Twenty years ago, Forever Plants was one of the first potted plant producers in the Netherlands to switch to integrated plant protection. The grower has experienced first-hand how having the right approach is an important key to success. And in 2020, it is also essential that the entire chain is sustainable and cooperates. ‘All the links must begin to feel the urgency.’

That the end product is made by the entire chain makes perfect sense to Mart van Holsteijn. If your aim is to improve the end product and strengthen your competitive position, all the links in the chain must look to cooperate and share information. And there’s room for improvement as far as that’s concerned.

Mart has been a cultivation manager for many years at Forever Plants, the four-hectare potted plant farm of the Persoon families in the west of the Netherlands. Around the year 2000, the farm joined the ‘Telen met Toekomst’ (‘Future-proof growing’) project and took part in MPS. ‘Even then, we knew we wouldn’t survive long if we adopted an exclusively chemical approach to managing pests,’ he explains, reflecting on past events. ‘That’s why this farm was one of the first in the potted plant sector to start rolling out Integrated Pest Management (IPM). Ficus is an especially tricky crop to use chemicals on, as pests take over the entire plant. While chemicals could only reach the top of the plant, natural enemies search the whole plant for pests and so had more effect.’
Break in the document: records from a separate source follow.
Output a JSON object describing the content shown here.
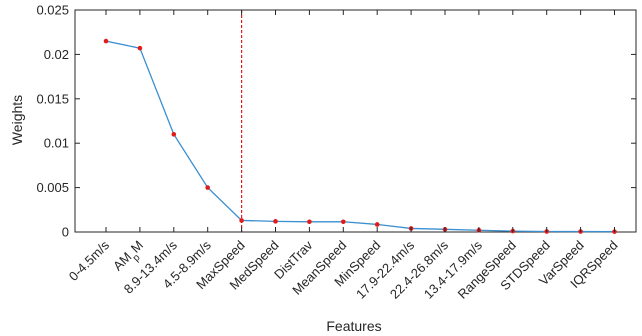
{
  "chart_data": {
    "type": "line",
    "title": "",
    "xlabel": "Features",
    "ylabel": "Weights",
    "ylim": [
      0,
      0.025
    ],
    "yticks": [
      0,
      0.005,
      0.01,
      0.015,
      0.02,
      0.025
    ],
    "ytick_labels": [
      "0",
      "0.005",
      "0.01",
      "0.015",
      "0.02",
      "0.025"
    ],
    "categories": [
      "0-4.5m/s",
      "AMpM",
      "8.9-13.4m/s",
      "4.5-8.9m/s",
      "MaxSpeed",
      "MedSpeed",
      "DistTrav",
      "MeanSpeed",
      "MinSpeed",
      "17.9-22.4m/s",
      "22.4-26.8m/s",
      "13.4-17.9m/s",
      "RangeSpeed",
      "STDSpeed",
      "VarSpeed",
      "IQRSpeed"
    ],
    "values": [
      0.0215,
      0.0207,
      0.011,
      0.005,
      0.0013,
      0.0012,
      0.00115,
      0.00115,
      0.00085,
      0.0004,
      0.0003,
      0.0002,
      0.0001,
      6e-05,
      5e-05,
      4e-05
    ],
    "vline_category": "MaxSpeed",
    "grid": false,
    "line_color": "#3a8fd0",
    "marker_color": "#e11a1a",
    "vline_color": "#e11a1a"
  }
}
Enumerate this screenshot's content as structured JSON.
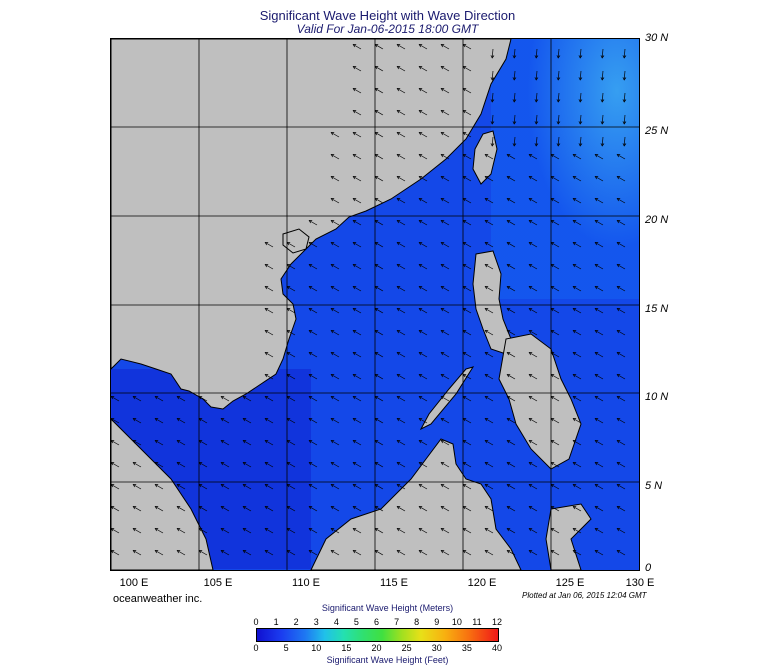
{
  "title": "Significant Wave Height with Wave Direction",
  "subtitle": "Valid For Jan-06-2015 18:00 GMT",
  "lat_labels": [
    "30 N",
    "25 N",
    "20 N",
    "15 N",
    "10 N",
    "5 N",
    "0"
  ],
  "lon_labels": [
    "100 E",
    "105 E",
    "110 E",
    "115 E",
    "120 E",
    "125 E",
    "130 E"
  ],
  "credit": "oceanweather inc.",
  "plotted": "Plotted at Jan 06, 2015 12:04 GMT",
  "colorbar": {
    "title_top": "Significant Wave Height (Meters)",
    "title_bottom": "Significant Wave Height (Feet)",
    "meters_ticks": [
      "0",
      "1",
      "2",
      "3",
      "4",
      "5",
      "6",
      "7",
      "8",
      "9",
      "10",
      "11",
      "12"
    ],
    "feet_ticks": [
      "0",
      "5",
      "10",
      "15",
      "20",
      "25",
      "30",
      "35",
      "40"
    ]
  },
  "colors": {
    "land": "#bfbfbf",
    "sea_low": "#1020d8",
    "sea_high": "#38b8f0"
  }
}
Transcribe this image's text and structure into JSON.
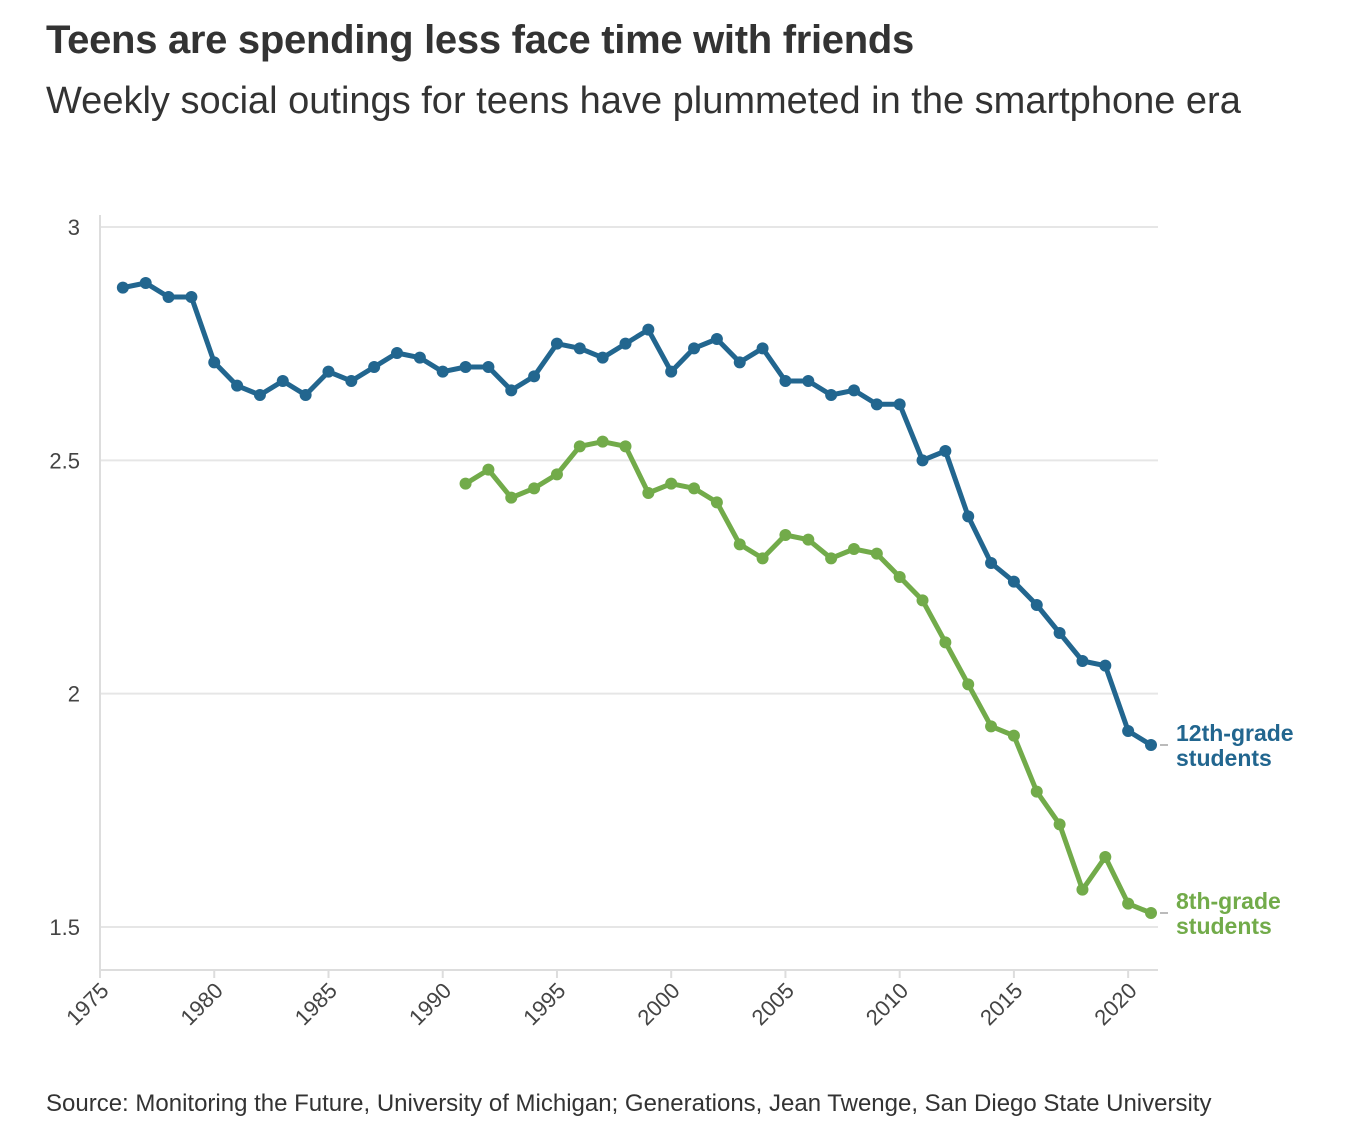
{
  "chart_data": {
    "type": "line",
    "title": "Teens are spending less face time with friends",
    "subtitle": "Weekly social outings for teens have plummeted in the smartphone era",
    "source": "Source: Monitoring the Future, University of Michigan; Generations, Jean Twenge, San Diego State University",
    "xlabel": "",
    "ylabel": "",
    "xlim": [
      1975,
      2021
    ],
    "ylim": [
      1.4,
      3
    ],
    "x_ticks": [
      1975,
      1980,
      1985,
      1990,
      1995,
      2000,
      2005,
      2010,
      2015,
      2020
    ],
    "y_ticks": [
      1.5,
      2,
      2.5,
      3
    ],
    "y_tick_labels": [
      "1.5",
      "2",
      "2.5",
      "3"
    ],
    "grid": true,
    "series": [
      {
        "name": "12th-grade students",
        "label_lines": [
          "12th-grade",
          "students"
        ],
        "color": "#22668f",
        "x": [
          1976,
          1977,
          1978,
          1979,
          1980,
          1981,
          1982,
          1983,
          1984,
          1985,
          1986,
          1987,
          1988,
          1989,
          1990,
          1991,
          1992,
          1993,
          1994,
          1995,
          1996,
          1997,
          1998,
          1999,
          2000,
          2001,
          2002,
          2003,
          2004,
          2005,
          2006,
          2007,
          2008,
          2009,
          2010,
          2011,
          2012,
          2013,
          2014,
          2015,
          2016,
          2017,
          2018,
          2019,
          2020,
          2021
        ],
        "values": [
          2.87,
          2.88,
          2.85,
          2.85,
          2.71,
          2.66,
          2.64,
          2.67,
          2.64,
          2.69,
          2.67,
          2.7,
          2.73,
          2.72,
          2.69,
          2.7,
          2.7,
          2.65,
          2.68,
          2.75,
          2.74,
          2.72,
          2.75,
          2.78,
          2.69,
          2.74,
          2.76,
          2.71,
          2.74,
          2.67,
          2.67,
          2.64,
          2.65,
          2.62,
          2.62,
          2.5,
          2.52,
          2.38,
          2.28,
          2.24,
          2.19,
          2.13,
          2.07,
          2.06,
          1.92,
          1.89
        ]
      },
      {
        "name": "8th-grade students",
        "label_lines": [
          "8th-grade",
          "students"
        ],
        "color": "#72ab4a",
        "x": [
          1991,
          1992,
          1993,
          1994,
          1995,
          1996,
          1997,
          1998,
          1999,
          2000,
          2001,
          2002,
          2003,
          2004,
          2005,
          2006,
          2007,
          2008,
          2009,
          2010,
          2011,
          2012,
          2013,
          2014,
          2015,
          2016,
          2017,
          2018,
          2019,
          2020,
          2021
        ],
        "values": [
          2.45,
          2.48,
          2.42,
          2.44,
          2.47,
          2.53,
          2.54,
          2.53,
          2.43,
          2.45,
          2.44,
          2.41,
          2.32,
          2.29,
          2.34,
          2.33,
          2.29,
          2.31,
          2.3,
          2.25,
          2.2,
          2.11,
          2.02,
          1.93,
          1.91,
          1.79,
          1.72,
          1.58,
          1.65,
          1.55,
          1.53
        ]
      }
    ]
  },
  "colors": {
    "text": "#333333",
    "axis_text": "#444444",
    "grid": "#e6e6e6",
    "axis": "#dddddd",
    "leader": "#bbbbbb"
  }
}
Forever Plants has worked with Koppert Biological Systems from the beginning. ‘Koppert supplied – and continues to supply – beneficials that are better than what any other company is offering, and they also support you. But what really got the ball rolling was their blower: you could suddenly release beneficials faster and more effectively,’ says Mart, explaining his choice.


IPM and Plant Resilience

Forever Plants produces the crops Ficus, Curcuma, Hibiscus, Dracaena, and Yucca. Spider mite, whitefly, and aphids are easy to control in these crops with a combination of biological and chemical corrections. Western flower thrips is a different story, as it always has been. However, since Yucca and Dracaena have been added to our range, the thrips population has increased and is demanding more of our attention.
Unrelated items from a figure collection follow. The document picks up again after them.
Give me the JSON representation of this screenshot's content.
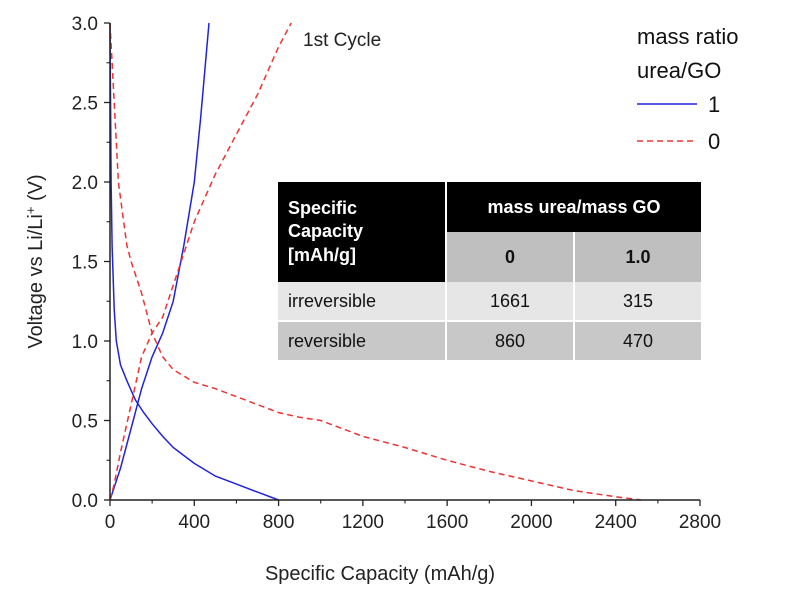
{
  "chart_data": {
    "type": "line",
    "xlabel": "Specific Capacity (mAh/g)",
    "ylabel_main": "Voltage vs Li/Li",
    "ylabel_sup": "+",
    "ylabel_unit": " (V)",
    "xlim": [
      0,
      2800
    ],
    "ylim": [
      0,
      3.0
    ],
    "xticks": [
      0,
      400,
      800,
      1200,
      1600,
      2000,
      2400,
      2800
    ],
    "yticks": [
      "0.0",
      "0.5",
      "1.0",
      "1.5",
      "2.0",
      "2.5",
      "3.0"
    ],
    "annotation": "1st Cycle",
    "legend": {
      "title_line1": "mass ratio",
      "title_line2": "urea/GO",
      "placement": "top-right"
    },
    "series": [
      {
        "name": "1",
        "color": "#2222dd",
        "style": "solid",
        "curves": [
          {
            "label": "discharge",
            "x": [
              0,
              5,
              10,
              20,
              30,
              50,
              80,
              120,
              160,
              200,
              250,
              300,
              350,
              400,
              500,
              600,
              700,
              800
            ],
            "y": [
              3.0,
              2.0,
              1.6,
              1.2,
              1.0,
              0.85,
              0.75,
              0.63,
              0.55,
              0.48,
              0.4,
              0.33,
              0.28,
              0.23,
              0.15,
              0.1,
              0.05,
              0.0
            ]
          },
          {
            "label": "charge",
            "x": [
              0,
              20,
              50,
              100,
              150,
              200,
              250,
              300,
              350,
              400,
              430,
              450,
              470
            ],
            "y": [
              0.0,
              0.08,
              0.2,
              0.45,
              0.7,
              0.9,
              1.05,
              1.25,
              1.6,
              2.0,
              2.4,
              2.7,
              3.0
            ]
          }
        ]
      },
      {
        "name": "0",
        "color": "#ee3333",
        "style": "dashed",
        "curves": [
          {
            "label": "discharge",
            "x": [
              0,
              20,
              40,
              60,
              80,
              100,
              150,
              200,
              250,
              300,
              350,
              400,
              500,
              600,
              700,
              800,
              900,
              1000,
              1100,
              1200,
              1400,
              1600,
              1800,
              2000,
              2200,
              2400,
              2520
            ],
            "y": [
              3.0,
              2.5,
              2.0,
              1.8,
              1.6,
              1.5,
              1.3,
              1.05,
              0.9,
              0.82,
              0.78,
              0.74,
              0.7,
              0.65,
              0.6,
              0.55,
              0.52,
              0.5,
              0.45,
              0.4,
              0.33,
              0.25,
              0.18,
              0.12,
              0.06,
              0.02,
              0.0
            ]
          },
          {
            "label": "charge",
            "x": [
              0,
              20,
              50,
              100,
              150,
              200,
              250,
              300,
              350,
              400,
              450,
              500,
              600,
              700,
              800,
              860
            ],
            "y": [
              0.0,
              0.1,
              0.3,
              0.6,
              0.9,
              1.05,
              1.15,
              1.35,
              1.55,
              1.75,
              1.9,
              2.05,
              2.3,
              2.55,
              2.85,
              3.0
            ]
          }
        ]
      }
    ],
    "inset_table": {
      "header_left": [
        "Specific",
        "Capacity",
        "[mAh/g]"
      ],
      "header_group": "mass urea/mass GO",
      "columns": [
        "0",
        "1.0"
      ],
      "rows": [
        {
          "label": "irreversible",
          "values": [
            "1661",
            "315"
          ]
        },
        {
          "label": "reversible",
          "values": [
            "860",
            "470"
          ]
        }
      ]
    }
  }
}
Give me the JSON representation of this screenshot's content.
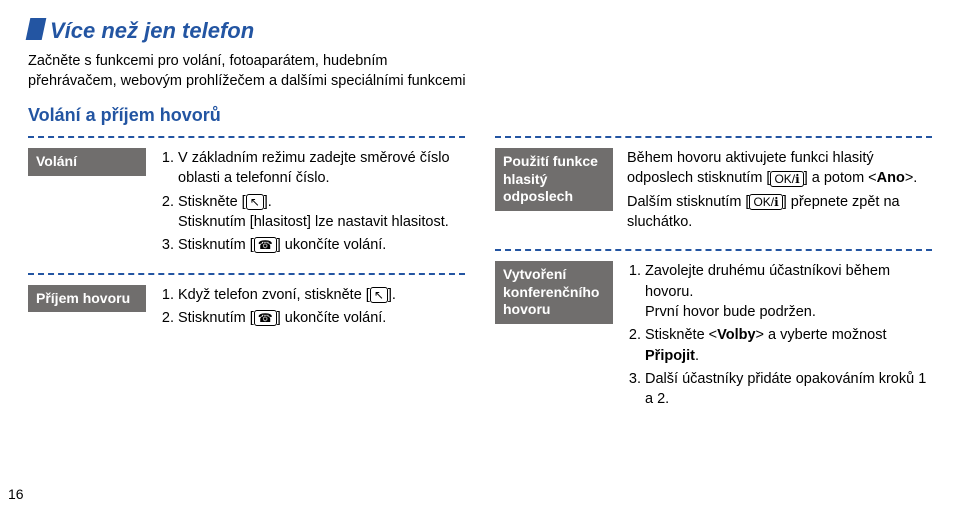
{
  "title": "Více než jen telefon",
  "intro": "Začněte s funkcemi pro volání, fotoaparátem, hudebním přehrávačem, webovým prohlížečem a dalšími speciálními funkcemi",
  "section_title": "Volání a příjem hovorů",
  "page_number": "16",
  "blocks": {
    "volani": {
      "label": "Volání",
      "item1a": "V základním režimu zadejte směrové číslo oblasti a telefonní číslo.",
      "item2a": "Stiskněte [",
      "item2b": "].",
      "item2c": "Stisknutím [hlasitost] lze nastavit hlasitost.",
      "item3a": "Stisknutím [",
      "item3b": "] ukončíte volání."
    },
    "prijem": {
      "label": "Příjem hovoru",
      "item1a": "Když telefon zvoní, stiskněte [",
      "item1b": "].",
      "item2a": "Stisknutím [",
      "item2b": "] ukončíte volání."
    },
    "odposlech": {
      "label": "Použití funkce hlasitý odposlech",
      "p1a": "Během hovoru aktivujete funkci hlasitý odposlech stisknutím [",
      "p1b": "] a potom <",
      "p1c": "Ano",
      "p1d": ">.",
      "p2a": "Dalším stisknutím [",
      "p2b": "] přepnete zpět na sluchátko."
    },
    "konference": {
      "label": "Vytvoření konferenčního hovoru",
      "item1a": "Zavolejte druhému účastníkovi během hovoru.",
      "item1b": "První hovor bude podržen.",
      "item2a": "Stiskněte <",
      "item2b": "Volby",
      "item2c": "> a vyberte možnost ",
      "item2d": "Připojit",
      "item2e": ".",
      "item3": "Další účastníky přidáte opakováním kroků 1 a 2."
    }
  },
  "icons": {
    "call": "↖",
    "end": "☎",
    "ok": "OK/ℹ"
  }
}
Forever Plants uses a range of measures to keep thrips under control: gauze in the windows, the nematodes Entonem and Capsanem, the soil-dwelling predatory mite Macro-Mite, and – last but not least – Swirski-Mite.

‘We now also use bio-stimulants on our Yuccas,’ says Mart van Holsteijn. ‘Treatments with the Koppert products Vidi Parva, Vidi Terrum, Fortafol-D, and Vidi Funda in the potting soil, help us boost the crop’s resilience. Together with Koppert, we’ve already established the beneficial effects in trials: a better root system, more vigorous growth, better resilience, and a measurably and substantially lower failure rate.’

Bit of nagging

Forever Plants invested early on in a Walking Plants System, and now the farm is looking for more innovation. ‘Step by step, we want to find the best environment for plants,’ says Mart van Holsteijn.
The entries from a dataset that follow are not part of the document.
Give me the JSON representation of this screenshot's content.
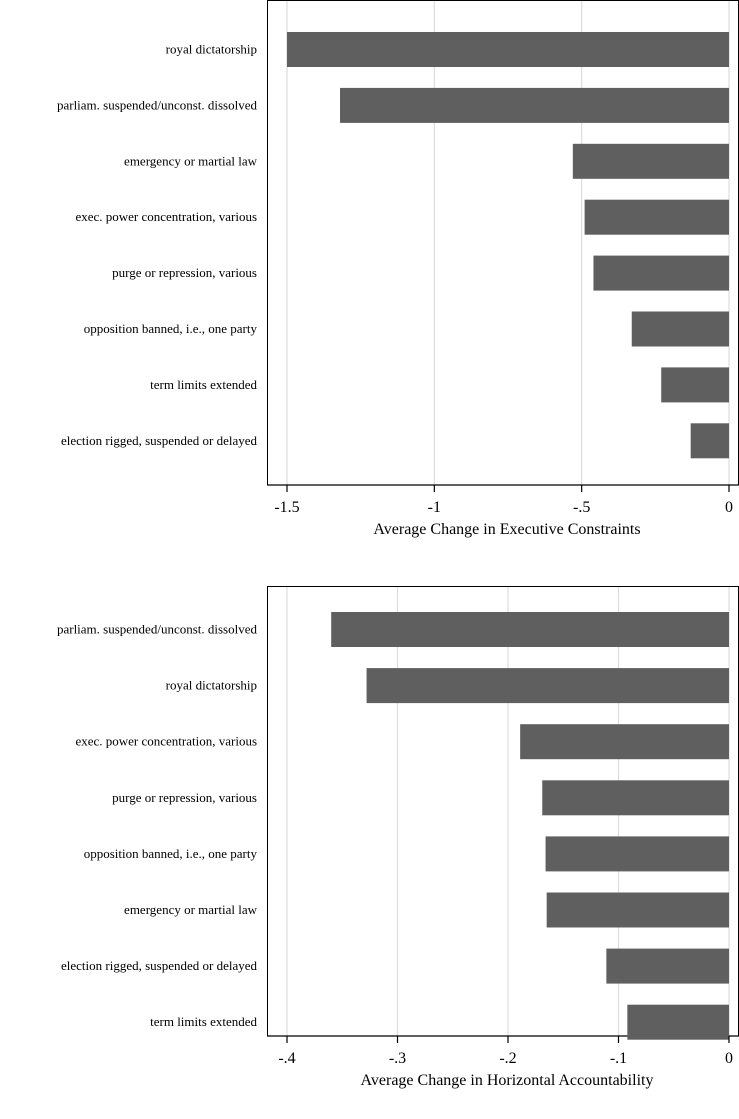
{
  "chart_data": [
    {
      "type": "bar",
      "orientation": "horizontal",
      "categories": [
        "royal dictatorship",
        "parliam. suspended/unconst. dissolved",
        "emergency or martial law",
        "exec. power concentration, various",
        "purge or repression, various",
        "opposition banned, i.e., one party",
        "term limits extended",
        "election rigged, suspended or delayed"
      ],
      "values": [
        -1.5,
        -1.32,
        -0.53,
        -0.49,
        -0.46,
        -0.33,
        -0.23,
        -0.13
      ],
      "xlabel": "Average Change in Executive Constraints",
      "xlim": [
        -1.5,
        0
      ],
      "xticks": [
        -1.5,
        -1,
        -0.5,
        0
      ],
      "xtick_labels": [
        "-1.5",
        "-1",
        "-.5",
        "0"
      ],
      "grid": true,
      "bar_color": "#5f5f5f"
    },
    {
      "type": "bar",
      "orientation": "horizontal",
      "categories": [
        "parliam. suspended/unconst. dissolved",
        "royal dictatorship",
        "exec. power concentration, various",
        "purge or repression, various",
        "opposition banned, i.e., one party",
        "emergency or martial law",
        "election rigged, suspended or delayed",
        "term limits extended"
      ],
      "values": [
        -0.36,
        -0.328,
        -0.189,
        -0.169,
        -0.166,
        -0.165,
        -0.111,
        -0.092
      ],
      "xlabel": "Average Change in Horizontal Accountability",
      "xlim": [
        -0.4,
        0
      ],
      "xticks": [
        -0.4,
        -0.3,
        -0.2,
        -0.1,
        0
      ],
      "xtick_labels": [
        "-.4",
        "-.3",
        "-.2",
        "-.1",
        "0"
      ],
      "grid": true,
      "bar_color": "#5f5f5f"
    }
  ]
}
There are still too many differences in the quality of the starting material, with the quality of the root system in particular showing considerable variation. ‘That’s another weakness in the system. Suppliers generally don’t share enough information, so we regularly do a bit of nagging at them and hope our colleagues will do the same. The links in the supply chain all make the end product and so all have an interest in ensuring an even better end product and a good competitive position. Good, international cooperation is an absolute necessity if we’re going to make that work.’